Any Arduino wizards out there? / FSR bed leveling

Heyo!

I’m working on something pretty awesome that I think you guys will get a kick out of. As you may know, we’re hard at work on a new printer codenamed Azalea (http://devel.lulzbot.com/Easy_TAZ_Mini/Azalea); the goal is to produce TAZ quality parts with as little calibration and fiddling as possible.


We’re currently going down a couple of routs for the bed leveling, but my favorite by far is a force sensitive resistor (FSR) based system. It’s clean, adds no additional moving parts and will completely get rid of the probe to nozzle offset calibration that plagues other bed leveling systems. Here’s a setup pretty similar to what we’re working on: http://www.youtube.com/watch?v=HcnhCNh2Ln4


We’ve got the mechanical components pretty well nailed down, and as always the development source is openly available: http://devel.lulzbot.com/Easy_TAZ_Mini/autolev/. In order to avoid mechanical calibration of the FSR sensitivity we’re looking at using one of the extra thermistor ports to read the resistance of the FSR’s, rather than the Z endstop pin.

On the firmware side, I’m getting tripped up trying to get the firmware to recognize a drop in the readings from thermistor port 3 as a Z-home indication (nozzle touching glass=homed in z). Anyone interested in helping out with the firmware tweaks? You’ll definitely earn my eternal gratitude (and possibly some Lulzbot schwag :slight_smile:)

More updates to come
-bam

Very interesting looking! Unfortunatly, the arduino side is where I’m weakest so I won’t be of much help. Hopefully someone can help you get it working though!

Super easy way of accomplishing this is with a little hardware. A simple comparator would just require an opamp, some resistors, and a potentiometer, possibly a couple caps to filter out some noise. With the comparator, the z endstop pin could be used.

How bad will heat affect the resistance? Will the readings tend to drift over time?

Thanks man! It’s going to be pretty sweet, hopefully something we can retrofit to a full size TAZ :sunglasses:

We’re looking into this, but want to see if we can accomplish it in the firmware without adding any more hardware. Also, from what I’ve seen, the actual readings form most FSR’s aren’t terribly consistent and do change with heat and age. I’m thinking that a firmware fix could be adaptive so that if the FSR’s change over time (thermal changes, get lulzjuice spilled on them, etc) they’ll still work without you needing to fiddle with the bed sensitivity knob.

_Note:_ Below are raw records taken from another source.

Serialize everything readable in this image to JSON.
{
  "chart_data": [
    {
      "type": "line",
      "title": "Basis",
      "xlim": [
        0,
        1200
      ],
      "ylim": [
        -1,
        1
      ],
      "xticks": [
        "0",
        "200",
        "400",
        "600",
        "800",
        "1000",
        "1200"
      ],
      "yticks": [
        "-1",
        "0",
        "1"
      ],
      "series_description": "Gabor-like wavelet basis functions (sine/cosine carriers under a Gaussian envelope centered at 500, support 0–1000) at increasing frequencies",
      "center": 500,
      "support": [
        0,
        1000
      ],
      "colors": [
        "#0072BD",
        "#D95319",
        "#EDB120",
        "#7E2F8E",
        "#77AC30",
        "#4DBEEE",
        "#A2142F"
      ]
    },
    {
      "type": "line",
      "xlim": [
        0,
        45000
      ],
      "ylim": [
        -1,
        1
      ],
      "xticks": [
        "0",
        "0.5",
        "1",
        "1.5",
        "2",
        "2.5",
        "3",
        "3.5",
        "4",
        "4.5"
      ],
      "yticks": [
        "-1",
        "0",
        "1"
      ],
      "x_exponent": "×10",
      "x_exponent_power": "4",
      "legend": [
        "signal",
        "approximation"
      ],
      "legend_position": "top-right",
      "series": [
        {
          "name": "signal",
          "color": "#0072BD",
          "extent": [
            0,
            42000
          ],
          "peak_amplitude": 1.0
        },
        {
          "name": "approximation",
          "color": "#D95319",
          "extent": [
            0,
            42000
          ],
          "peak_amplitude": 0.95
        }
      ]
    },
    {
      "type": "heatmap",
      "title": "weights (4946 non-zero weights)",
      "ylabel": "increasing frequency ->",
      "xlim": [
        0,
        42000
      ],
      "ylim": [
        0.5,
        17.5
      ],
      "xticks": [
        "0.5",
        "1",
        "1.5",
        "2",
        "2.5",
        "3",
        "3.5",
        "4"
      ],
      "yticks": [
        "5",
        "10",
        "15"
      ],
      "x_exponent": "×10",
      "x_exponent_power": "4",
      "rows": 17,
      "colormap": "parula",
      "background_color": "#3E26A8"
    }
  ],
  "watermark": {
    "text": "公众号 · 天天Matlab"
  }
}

I think it’d be more reliable in the long temp to have a system that will take the average of 15 or so readings as a baseline as it starts to home or probe the bed, then register a set drop (30% seems attainable) as a Z-min limit. We’d need to chose a drop that’s outside of the normal fluctuations of the fsr’s as the bed moves, but small enough that we can reliably register a nozzle touch before the nozzle pushes the bed down too far. This shouldn’t be too bad once we’ve got a starting point in the firmware :slight_smile:

Heyo

After a chat with the awesome people of sparkfun, we had our doubts about the longevity of the force sensitive resistors.

Luckily, we’ve begun work on a super elegant solution. We’re replacing the bed fingers (little tabs that hold down the corners of the bed) with metal bits of a known thickness - shim washers in this case. We then wired the 5v side of the Z endstop to the nozzle and the ground to the bed.


Check out the images and videos of the probing sequence at http://devel.lulzbot.com/Easy_TAZ_Mini/Azalea/autolev/Budaswitch

There’s development firmware up as well if you’re inclined to give it a try :slight_smile:

More to come
-bam

I’ve seen this form of homing / leveling before. The issues come into play when your nozzle is covered in plastic mostly :slight_smile:

Ya, we’re likely gonna add a wire brush or similar to clean the nozzle too. This will be nice in general, but needed here.